2.Is it the correct way to rename: Band math>> name the new band>> in “Edit Expression” put the expression as the name of band to be changed. Or is it the wrong way of renaming?
3 Is slice assembly specifically for mosaicing. Does it works only for SLC?
please try both, I am not sure. Should work better after terrain correction, but also putting Apply Orbit file at the beginning directly followed by Calibration and mosaicing could work.
No, it’s better to change the name in the band properties directly. Could be that both works but as there are already bands existing, I would use them instead of creating new ones.
Slice Assembly is good for products along the same track (north-south), but doesn’t work for images side of each other (east-west).
I just don’t want to start over a new thread on this, so revoking an old one.
Can you please help me with few a doubts?
I wanted to ask if the mosaic applies the same for EW mode scenes too (I mean, slice assembly and following). I’ll brief what am saying, I tried: Apply Orbit File -> GRD Border Noise Removal -> TNR -> Calibration -> Converted to DB -> Ellipsoid correction (since my image is over the ocean) - then, tried mosaicking the products which followed the same pre-processing steps.
I didn’t succeed though.
Is the method correct?
Alternatively, I even tried a raw image with just Apply Orbit File-> Grd BNR and directly Mosaicking. Which didn’t work either.
Can you please help me out with what exactly is to be followed in the case of mosicking EW mode scenes?
An error message. Am guessing it to be a “memory error” since it specifies - Not able to write product file.
It contains 4 scenes (I mean products), how much memory should the target folder space need roughly?

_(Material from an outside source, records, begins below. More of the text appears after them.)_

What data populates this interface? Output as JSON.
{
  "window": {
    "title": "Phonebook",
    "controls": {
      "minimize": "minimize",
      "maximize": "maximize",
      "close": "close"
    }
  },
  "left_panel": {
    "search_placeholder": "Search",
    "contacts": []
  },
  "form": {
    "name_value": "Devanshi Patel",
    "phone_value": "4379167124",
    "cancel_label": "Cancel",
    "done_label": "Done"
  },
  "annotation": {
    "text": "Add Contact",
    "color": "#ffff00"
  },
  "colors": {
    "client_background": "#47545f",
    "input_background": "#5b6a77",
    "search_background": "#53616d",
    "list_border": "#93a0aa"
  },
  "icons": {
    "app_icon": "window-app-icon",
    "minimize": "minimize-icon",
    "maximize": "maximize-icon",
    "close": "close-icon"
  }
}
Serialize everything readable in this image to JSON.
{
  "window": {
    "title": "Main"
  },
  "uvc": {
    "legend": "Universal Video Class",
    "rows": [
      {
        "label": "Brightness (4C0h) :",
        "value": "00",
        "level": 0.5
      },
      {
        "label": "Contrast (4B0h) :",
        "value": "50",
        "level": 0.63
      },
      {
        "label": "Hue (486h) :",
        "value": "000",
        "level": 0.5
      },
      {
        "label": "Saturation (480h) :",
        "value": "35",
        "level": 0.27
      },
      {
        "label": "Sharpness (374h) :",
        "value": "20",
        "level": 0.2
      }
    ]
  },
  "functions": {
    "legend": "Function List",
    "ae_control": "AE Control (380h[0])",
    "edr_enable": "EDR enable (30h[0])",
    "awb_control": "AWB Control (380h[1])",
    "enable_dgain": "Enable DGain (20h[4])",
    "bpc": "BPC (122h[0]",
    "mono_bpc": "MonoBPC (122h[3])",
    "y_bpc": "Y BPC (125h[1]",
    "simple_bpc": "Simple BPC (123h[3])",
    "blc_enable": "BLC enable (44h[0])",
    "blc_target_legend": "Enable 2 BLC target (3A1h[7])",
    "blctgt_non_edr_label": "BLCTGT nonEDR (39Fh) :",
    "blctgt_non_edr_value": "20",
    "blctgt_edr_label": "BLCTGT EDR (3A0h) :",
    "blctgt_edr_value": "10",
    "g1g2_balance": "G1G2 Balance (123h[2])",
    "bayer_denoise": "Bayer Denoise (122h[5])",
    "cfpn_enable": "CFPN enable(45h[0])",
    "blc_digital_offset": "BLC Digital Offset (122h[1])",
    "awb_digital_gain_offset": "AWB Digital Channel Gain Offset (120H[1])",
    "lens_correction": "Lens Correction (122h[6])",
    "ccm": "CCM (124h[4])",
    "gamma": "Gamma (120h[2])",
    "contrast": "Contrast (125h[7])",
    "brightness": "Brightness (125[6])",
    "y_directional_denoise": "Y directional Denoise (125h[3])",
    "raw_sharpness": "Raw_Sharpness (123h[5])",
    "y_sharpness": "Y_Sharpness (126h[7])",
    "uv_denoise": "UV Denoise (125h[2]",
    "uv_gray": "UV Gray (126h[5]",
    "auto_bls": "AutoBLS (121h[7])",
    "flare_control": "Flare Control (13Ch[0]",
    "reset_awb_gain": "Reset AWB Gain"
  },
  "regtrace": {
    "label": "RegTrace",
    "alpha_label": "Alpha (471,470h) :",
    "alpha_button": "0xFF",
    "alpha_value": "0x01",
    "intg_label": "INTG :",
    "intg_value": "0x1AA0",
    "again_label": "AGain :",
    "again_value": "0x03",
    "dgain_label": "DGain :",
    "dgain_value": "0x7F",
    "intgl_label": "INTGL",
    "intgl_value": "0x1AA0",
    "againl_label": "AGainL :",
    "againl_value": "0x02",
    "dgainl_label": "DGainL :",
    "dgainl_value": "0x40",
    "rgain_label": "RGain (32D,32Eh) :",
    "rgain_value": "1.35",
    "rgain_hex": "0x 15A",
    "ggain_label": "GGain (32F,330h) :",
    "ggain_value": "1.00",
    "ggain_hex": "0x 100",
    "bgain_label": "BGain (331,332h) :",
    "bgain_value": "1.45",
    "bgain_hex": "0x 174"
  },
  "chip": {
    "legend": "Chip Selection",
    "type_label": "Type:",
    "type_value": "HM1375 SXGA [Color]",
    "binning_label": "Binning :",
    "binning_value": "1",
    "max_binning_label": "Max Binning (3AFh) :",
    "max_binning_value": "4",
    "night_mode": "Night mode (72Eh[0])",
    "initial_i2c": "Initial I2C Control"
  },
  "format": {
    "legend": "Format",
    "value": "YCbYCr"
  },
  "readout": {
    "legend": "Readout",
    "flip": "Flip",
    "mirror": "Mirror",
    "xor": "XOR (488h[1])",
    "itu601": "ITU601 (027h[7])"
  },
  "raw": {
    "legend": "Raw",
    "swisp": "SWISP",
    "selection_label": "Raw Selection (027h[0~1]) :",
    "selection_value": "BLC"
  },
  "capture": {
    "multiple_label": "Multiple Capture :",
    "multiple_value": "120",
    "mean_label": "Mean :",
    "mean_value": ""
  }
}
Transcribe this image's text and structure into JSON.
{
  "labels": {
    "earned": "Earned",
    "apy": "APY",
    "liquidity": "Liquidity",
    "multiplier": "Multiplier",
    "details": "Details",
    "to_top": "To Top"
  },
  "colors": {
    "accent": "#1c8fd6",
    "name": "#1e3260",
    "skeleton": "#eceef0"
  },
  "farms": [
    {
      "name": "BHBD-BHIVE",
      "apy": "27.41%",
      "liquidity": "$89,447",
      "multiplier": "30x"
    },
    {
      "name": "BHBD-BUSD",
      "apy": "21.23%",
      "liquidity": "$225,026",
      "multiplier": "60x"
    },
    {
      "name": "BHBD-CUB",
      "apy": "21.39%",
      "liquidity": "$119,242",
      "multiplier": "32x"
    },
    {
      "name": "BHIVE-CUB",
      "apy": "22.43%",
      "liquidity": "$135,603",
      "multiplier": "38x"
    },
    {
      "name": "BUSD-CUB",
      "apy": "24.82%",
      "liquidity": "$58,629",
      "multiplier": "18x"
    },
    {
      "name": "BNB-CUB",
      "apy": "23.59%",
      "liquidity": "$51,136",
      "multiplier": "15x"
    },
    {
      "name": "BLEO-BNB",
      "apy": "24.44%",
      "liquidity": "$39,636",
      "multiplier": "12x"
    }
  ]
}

4 EW scenes can be quite large, yes. But the BEAM DIMAP format should be able to handle it. Or did you maybe select GeoTiff as an output format? Because this is often limited in size.
I think it is a storage issue, I reduced the mosaic scenes to 2 from 4, and it worked (post-calibration without ellipsoid correction). But is it that we can not define projection to the mosaicked scene? I’m working on a south pole region, and it took default projection (whereas I wanted polar stereographic projection), is there a way I can reproject?
I just can not believe that the product after mosaic shows only 18kb while the calibrated product is 10-11 Mb approximately.
However, the processing amount took more than an hour and still the result shows only 18kb. I didn’t even give it thought to look at the size.
What could be the reason for this drop in size?
You have to consider both the .dim file and the .data folder. The dim only contains metadata (can reach several MB, depending on the preprocessing), but the actual raster bands are contained in the data folder. It could be that the size of the dim file also decreases after creating the mosaic, because some metadata are dropped.
Yes, true, the data folder has 12 GB.Thanks a ton for that.
The last thing I want to know is if I can reproject the post mosaic scene because I tried mosaicking the terrain corrected product which doesn’t succeed. It would be great if this is sorted.
personally, I would have expected that projection with Ellipsoid correction comes before mosaicing.
If this does not work, you can try to reproject it (Raster > Geometric), but make sure to disable “reproject tie-point grids” because each of them will give you additional bands with unnecessary data.
Yes, previously it is projected but not what I wanted. I guessed it took a default one as mentioned.
And, I used a Radar-> Geometric → SAR-Mosaic, which when given an input scene after EC, stops processing / doesn’t progress any after 25%. Whereas, the SAR-Mosaic wizard takes the raw product and applies Calibration-ML-TC on each of the product but doesn’t mosaic them.